8. Contrairement à ce que soutient la société requérante l'écart de point sur 20 de la notation obtenue par la société Nomade ayant fait une offre de 592 500 euros HT (notée 17,97/20) contre une proposition à 757 500 euros HT (notée 14,06/20) pour la société Origami est inversement proportionnel à l'écart de prix entre leurs offres. Par ailleurs, alors qu'elle n'était classée qu'en sixième position sur le critère de la valeur technique, la société Origami est arrivée en deuxième position après application du critère du prix. La circonstance que l'écart de points prévu par la méthode de notation du critère de la valeur technique entre deux degrés d'appréciation soit au minimum de deux points n'a pas eu pour effet de priver le critère du prix de sa portée. Dans ces conditions, la société requérante n'est pas fondée à soutenir que l'offre économiquement la plus avantageuse n'aurait pas été retenue. Par suite, le moyen tiré de l'irrégularité de la méthode de notation ainsi invoqué doit être écarté.

9. En dernier lieu, la société requérante fait grief à Vendée Habitat d'avoir dénaturé son offre en considérant que les logiciels proposés par la société Nomade étaient meilleurs que ceux qu'elle proposait, en mettant en valeur l'existence d'une maquette numérique dans l'offre de la société Nomade, en relevant que la note maintenance et pérennité des ouvrages était moins détaillée que celle présentée par l'attributaire, en privilégiant la modularité du bâtiment proposée par la société Nomade alors que la société Origami n'en présentait pas, en exposant que la société Nomade abordait le réemploi des matériaux et en regardant comme limite le fait pour Origami de ne pas avoir exposé, dans ses atouts, un travail collaboratif avec le maître de l'ouvrage. Ce faisant, la société requérante conteste en réalité l'appréciation portée sur les mérites de son offre et ne démontre pas une quelconque dénaturation du contenu de celle-ci. Par suite, le moyen ainsi invoqué doit être écarté dans toutes ses branches.

10. Il résulte de ce qui précède que les conclusions présentées par la société Origami sur le fondement de l'article L. 551-1 du code de justice administrative, y compris ses conclusions à fin d'injonction, doivent être rejetées.
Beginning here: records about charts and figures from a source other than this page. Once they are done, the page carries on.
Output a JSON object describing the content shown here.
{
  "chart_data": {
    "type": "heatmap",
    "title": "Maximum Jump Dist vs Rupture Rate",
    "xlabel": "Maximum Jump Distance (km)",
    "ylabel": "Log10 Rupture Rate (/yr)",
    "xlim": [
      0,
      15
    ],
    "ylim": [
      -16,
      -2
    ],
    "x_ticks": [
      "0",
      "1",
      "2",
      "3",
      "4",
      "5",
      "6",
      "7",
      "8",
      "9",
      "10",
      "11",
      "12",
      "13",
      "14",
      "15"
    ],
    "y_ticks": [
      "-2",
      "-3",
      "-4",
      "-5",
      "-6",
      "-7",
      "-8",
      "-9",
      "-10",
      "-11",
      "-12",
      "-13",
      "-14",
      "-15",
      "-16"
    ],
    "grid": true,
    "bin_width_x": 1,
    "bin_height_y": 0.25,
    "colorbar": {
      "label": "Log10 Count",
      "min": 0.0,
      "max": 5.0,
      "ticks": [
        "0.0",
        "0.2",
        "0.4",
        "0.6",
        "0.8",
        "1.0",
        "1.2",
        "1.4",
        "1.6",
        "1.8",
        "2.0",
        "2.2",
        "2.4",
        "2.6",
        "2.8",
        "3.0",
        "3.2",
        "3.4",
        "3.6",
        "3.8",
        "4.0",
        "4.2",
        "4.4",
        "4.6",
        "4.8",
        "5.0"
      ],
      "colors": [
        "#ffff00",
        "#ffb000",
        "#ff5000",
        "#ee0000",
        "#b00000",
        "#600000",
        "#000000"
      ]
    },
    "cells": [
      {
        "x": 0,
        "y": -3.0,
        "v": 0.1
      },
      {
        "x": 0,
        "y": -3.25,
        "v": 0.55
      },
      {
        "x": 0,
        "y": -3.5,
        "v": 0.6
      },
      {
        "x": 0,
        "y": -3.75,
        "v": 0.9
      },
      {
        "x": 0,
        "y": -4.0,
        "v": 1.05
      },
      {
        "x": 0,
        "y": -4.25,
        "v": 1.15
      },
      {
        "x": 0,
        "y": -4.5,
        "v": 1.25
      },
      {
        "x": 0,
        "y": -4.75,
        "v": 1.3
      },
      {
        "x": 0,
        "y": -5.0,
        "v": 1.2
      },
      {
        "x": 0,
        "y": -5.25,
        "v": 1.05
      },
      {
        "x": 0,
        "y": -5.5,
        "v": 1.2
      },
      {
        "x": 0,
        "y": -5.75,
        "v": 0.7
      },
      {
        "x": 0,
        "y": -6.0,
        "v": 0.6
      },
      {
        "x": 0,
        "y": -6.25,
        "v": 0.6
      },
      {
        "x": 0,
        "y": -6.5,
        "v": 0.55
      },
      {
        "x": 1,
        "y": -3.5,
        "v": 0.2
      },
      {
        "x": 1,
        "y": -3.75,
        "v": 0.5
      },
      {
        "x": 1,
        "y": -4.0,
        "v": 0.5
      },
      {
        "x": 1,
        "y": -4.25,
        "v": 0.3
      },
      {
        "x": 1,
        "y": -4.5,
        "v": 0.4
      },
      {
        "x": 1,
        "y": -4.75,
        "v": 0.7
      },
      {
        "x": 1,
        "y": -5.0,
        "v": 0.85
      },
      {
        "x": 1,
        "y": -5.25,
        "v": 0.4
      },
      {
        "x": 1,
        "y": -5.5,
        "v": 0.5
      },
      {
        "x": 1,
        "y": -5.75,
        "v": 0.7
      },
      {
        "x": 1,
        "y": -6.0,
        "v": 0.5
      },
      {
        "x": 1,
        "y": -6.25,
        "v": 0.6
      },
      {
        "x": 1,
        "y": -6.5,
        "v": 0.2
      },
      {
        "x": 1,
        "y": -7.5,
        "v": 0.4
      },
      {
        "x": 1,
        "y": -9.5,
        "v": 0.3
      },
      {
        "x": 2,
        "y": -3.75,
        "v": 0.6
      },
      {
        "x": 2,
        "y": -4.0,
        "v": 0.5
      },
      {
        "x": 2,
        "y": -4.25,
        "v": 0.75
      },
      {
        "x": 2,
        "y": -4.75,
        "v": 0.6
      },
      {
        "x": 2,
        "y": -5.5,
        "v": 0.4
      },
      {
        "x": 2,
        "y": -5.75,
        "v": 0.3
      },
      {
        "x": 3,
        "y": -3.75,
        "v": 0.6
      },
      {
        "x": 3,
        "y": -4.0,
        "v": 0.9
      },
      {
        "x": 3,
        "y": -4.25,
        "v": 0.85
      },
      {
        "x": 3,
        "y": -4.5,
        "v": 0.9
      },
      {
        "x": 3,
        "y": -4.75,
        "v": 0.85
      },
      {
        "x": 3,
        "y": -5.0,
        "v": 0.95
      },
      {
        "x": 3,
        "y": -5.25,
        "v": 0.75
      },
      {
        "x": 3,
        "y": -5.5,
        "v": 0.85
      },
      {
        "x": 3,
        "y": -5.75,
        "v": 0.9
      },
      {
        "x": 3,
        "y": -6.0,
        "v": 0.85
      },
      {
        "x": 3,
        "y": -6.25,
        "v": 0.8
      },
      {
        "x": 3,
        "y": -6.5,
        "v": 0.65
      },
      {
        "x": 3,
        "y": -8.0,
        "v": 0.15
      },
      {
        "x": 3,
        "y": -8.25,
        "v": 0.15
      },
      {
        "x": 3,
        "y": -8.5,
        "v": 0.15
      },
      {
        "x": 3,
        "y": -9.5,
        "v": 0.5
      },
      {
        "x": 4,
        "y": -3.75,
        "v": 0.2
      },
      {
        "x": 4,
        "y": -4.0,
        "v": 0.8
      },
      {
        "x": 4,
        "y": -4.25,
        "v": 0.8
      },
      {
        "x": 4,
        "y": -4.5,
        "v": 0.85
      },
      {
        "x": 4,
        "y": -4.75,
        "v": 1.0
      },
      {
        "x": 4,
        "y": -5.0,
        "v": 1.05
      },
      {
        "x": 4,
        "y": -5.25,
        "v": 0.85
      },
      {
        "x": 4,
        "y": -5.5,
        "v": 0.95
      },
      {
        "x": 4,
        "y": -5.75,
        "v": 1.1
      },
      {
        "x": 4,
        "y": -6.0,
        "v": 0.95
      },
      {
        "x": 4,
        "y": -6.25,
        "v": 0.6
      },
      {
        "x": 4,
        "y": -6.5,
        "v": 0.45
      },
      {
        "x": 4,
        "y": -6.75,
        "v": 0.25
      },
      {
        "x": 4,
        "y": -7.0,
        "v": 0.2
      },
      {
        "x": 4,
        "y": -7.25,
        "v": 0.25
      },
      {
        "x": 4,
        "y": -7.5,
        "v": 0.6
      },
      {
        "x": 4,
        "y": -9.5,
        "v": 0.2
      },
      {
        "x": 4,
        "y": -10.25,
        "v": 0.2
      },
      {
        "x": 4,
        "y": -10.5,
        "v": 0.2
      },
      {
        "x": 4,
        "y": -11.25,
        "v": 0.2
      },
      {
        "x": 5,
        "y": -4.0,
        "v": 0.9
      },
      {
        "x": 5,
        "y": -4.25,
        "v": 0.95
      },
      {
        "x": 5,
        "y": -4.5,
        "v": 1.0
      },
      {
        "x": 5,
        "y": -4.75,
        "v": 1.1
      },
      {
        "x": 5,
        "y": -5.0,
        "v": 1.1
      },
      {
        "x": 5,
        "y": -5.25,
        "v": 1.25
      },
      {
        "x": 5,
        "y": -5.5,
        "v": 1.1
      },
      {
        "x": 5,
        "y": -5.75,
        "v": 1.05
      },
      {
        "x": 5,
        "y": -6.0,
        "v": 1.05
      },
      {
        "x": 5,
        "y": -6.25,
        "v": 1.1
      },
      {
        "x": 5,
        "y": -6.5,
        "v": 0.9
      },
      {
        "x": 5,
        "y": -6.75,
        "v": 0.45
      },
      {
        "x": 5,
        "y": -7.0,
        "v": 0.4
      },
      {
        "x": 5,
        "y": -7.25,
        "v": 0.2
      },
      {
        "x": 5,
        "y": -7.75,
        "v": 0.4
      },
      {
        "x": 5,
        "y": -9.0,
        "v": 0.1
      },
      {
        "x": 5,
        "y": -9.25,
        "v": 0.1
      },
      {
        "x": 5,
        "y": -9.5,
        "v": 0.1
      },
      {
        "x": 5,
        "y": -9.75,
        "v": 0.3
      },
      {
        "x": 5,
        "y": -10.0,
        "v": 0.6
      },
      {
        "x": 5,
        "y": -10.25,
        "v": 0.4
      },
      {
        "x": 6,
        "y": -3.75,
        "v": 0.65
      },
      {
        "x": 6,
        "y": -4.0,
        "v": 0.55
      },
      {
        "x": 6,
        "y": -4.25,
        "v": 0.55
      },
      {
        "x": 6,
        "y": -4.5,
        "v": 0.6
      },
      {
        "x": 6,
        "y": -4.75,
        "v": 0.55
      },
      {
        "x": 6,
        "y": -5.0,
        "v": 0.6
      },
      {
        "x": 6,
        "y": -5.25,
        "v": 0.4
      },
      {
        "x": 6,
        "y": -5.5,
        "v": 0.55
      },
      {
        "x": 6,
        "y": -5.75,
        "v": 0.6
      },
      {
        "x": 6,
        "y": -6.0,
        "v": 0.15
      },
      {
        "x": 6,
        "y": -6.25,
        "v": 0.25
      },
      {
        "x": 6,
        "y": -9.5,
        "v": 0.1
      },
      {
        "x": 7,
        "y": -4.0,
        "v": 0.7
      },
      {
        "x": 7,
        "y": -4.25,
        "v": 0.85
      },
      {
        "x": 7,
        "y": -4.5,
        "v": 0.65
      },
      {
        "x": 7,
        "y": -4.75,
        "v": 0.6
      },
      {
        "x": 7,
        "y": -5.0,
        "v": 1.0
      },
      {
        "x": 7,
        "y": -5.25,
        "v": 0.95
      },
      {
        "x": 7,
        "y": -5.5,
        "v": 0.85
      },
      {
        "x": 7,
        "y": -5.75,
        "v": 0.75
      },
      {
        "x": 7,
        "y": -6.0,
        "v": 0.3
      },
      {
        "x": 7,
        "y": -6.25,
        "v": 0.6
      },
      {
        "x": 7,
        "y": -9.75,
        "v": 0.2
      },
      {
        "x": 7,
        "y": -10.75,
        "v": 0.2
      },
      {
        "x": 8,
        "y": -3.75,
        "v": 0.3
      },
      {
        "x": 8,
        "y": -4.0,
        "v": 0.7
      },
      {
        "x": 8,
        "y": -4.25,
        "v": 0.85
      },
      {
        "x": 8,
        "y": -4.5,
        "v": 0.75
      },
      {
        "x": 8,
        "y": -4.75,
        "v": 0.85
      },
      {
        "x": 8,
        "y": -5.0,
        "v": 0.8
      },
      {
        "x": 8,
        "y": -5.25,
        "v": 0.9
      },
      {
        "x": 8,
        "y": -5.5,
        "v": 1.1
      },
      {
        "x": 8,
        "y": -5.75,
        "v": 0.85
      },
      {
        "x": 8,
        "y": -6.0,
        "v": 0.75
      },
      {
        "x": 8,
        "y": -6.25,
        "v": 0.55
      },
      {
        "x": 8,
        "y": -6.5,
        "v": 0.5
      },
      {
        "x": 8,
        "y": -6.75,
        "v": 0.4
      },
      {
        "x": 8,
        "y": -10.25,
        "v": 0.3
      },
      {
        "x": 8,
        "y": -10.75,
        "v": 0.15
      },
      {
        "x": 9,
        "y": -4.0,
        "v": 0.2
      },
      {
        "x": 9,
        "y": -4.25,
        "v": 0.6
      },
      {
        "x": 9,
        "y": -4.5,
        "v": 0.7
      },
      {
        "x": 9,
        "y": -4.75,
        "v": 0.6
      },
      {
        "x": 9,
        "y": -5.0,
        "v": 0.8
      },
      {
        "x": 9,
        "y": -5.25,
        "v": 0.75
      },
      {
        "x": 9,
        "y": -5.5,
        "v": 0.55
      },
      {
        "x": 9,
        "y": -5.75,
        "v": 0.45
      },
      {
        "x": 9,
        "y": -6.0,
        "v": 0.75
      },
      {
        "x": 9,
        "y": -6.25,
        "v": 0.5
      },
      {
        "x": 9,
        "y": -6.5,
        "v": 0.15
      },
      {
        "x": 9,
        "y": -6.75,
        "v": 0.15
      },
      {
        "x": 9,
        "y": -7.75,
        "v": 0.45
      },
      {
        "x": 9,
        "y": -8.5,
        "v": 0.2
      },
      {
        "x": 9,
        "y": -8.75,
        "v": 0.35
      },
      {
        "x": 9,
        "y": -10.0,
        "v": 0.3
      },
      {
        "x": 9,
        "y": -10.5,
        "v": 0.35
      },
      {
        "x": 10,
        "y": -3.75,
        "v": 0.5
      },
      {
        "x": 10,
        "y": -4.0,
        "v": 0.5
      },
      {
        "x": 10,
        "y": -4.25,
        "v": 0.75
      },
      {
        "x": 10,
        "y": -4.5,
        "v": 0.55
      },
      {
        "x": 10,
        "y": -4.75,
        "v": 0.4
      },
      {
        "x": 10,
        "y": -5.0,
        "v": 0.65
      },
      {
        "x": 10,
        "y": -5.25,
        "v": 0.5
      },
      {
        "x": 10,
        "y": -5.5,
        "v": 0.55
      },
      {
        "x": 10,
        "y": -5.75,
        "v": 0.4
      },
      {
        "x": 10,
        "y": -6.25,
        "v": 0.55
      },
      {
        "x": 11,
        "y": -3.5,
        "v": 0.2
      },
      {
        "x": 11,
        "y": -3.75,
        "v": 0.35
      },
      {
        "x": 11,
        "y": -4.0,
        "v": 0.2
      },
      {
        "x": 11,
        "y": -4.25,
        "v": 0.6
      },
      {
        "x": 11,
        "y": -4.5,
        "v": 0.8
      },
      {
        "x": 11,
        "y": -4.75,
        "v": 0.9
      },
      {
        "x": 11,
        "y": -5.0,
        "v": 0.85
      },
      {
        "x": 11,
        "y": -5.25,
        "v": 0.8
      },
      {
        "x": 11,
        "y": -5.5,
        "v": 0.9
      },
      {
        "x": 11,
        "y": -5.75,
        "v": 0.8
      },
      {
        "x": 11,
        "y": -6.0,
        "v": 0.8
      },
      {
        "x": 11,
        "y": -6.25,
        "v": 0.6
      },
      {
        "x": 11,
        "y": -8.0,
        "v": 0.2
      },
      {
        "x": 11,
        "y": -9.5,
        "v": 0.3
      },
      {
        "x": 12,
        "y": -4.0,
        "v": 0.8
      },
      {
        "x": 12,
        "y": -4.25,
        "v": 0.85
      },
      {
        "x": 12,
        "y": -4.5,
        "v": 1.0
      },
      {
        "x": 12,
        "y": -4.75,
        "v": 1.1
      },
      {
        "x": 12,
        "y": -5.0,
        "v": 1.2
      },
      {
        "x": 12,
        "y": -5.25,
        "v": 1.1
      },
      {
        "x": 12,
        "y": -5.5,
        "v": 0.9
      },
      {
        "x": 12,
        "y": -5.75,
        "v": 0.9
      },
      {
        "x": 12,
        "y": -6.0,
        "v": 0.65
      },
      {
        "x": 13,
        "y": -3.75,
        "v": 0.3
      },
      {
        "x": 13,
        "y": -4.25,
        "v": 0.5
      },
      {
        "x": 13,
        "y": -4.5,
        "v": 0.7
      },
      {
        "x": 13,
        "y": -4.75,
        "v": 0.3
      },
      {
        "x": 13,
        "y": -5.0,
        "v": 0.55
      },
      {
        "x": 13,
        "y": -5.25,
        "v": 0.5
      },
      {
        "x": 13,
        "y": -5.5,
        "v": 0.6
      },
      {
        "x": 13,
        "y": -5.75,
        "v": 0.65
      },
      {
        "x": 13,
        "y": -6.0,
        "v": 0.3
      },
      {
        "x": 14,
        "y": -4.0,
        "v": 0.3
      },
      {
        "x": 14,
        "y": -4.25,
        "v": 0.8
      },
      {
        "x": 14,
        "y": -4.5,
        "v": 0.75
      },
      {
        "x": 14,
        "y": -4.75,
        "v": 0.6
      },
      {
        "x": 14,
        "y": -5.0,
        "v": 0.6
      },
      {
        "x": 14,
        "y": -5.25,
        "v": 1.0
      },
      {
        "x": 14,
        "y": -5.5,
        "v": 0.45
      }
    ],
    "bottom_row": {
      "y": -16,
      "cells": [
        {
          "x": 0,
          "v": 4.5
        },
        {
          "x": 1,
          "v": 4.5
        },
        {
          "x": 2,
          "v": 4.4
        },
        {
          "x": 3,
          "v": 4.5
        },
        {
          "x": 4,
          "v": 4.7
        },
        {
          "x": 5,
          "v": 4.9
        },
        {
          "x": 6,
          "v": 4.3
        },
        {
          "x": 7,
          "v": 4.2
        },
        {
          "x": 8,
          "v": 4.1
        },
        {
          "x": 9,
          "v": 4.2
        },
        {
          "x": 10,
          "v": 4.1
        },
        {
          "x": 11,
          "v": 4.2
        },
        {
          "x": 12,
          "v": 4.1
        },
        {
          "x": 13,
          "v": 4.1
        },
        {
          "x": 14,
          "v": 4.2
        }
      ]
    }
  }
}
Sur les conclusions présentées au titre de l'article L. 761-1 du code de justice administrative :

11. Ces dispositions font obstacle à ce que soit mise à la charge de Vendée Habitat, qui n'est pas la partie perdante à la présente instance, la somme que demande la société Origami au titre des frais exposés par elle et non compris dans les dépens.

12. Dans les circonstances de l'espèce, il y a lieu de mettre à la charge de la société Origami une somme de 1 500 euros au titre des frais exposés par Vendée Habitat et non compris dans les dépens.

ORDONNE :

Article 1er : La requête de la société Origami est rejetée.

Article 2 : La société Origami versera à Vendée Habitat une somme de 1 500 (mille cinq cents) euros sur le fondement de l'article L. 761-1 du code de justice administrative.

Article 3 : La présente ordonnance sera notifiée à la société Origami, à Vendée Habitat et à la société Nomade.

Fait à Nantes, le 1er juillet 2024.

Le juge des référés,

P-E. SIMON

La greffière,

P. LABOUREL

La République mande et ordonne au préfet de la Vendée en ce qui le concerne, ou à tous huissiers de justice à ce requis, en ce qui concerne les voies de droit commun contre les parties privées, de pourvoir à l'exécution de la présente décision.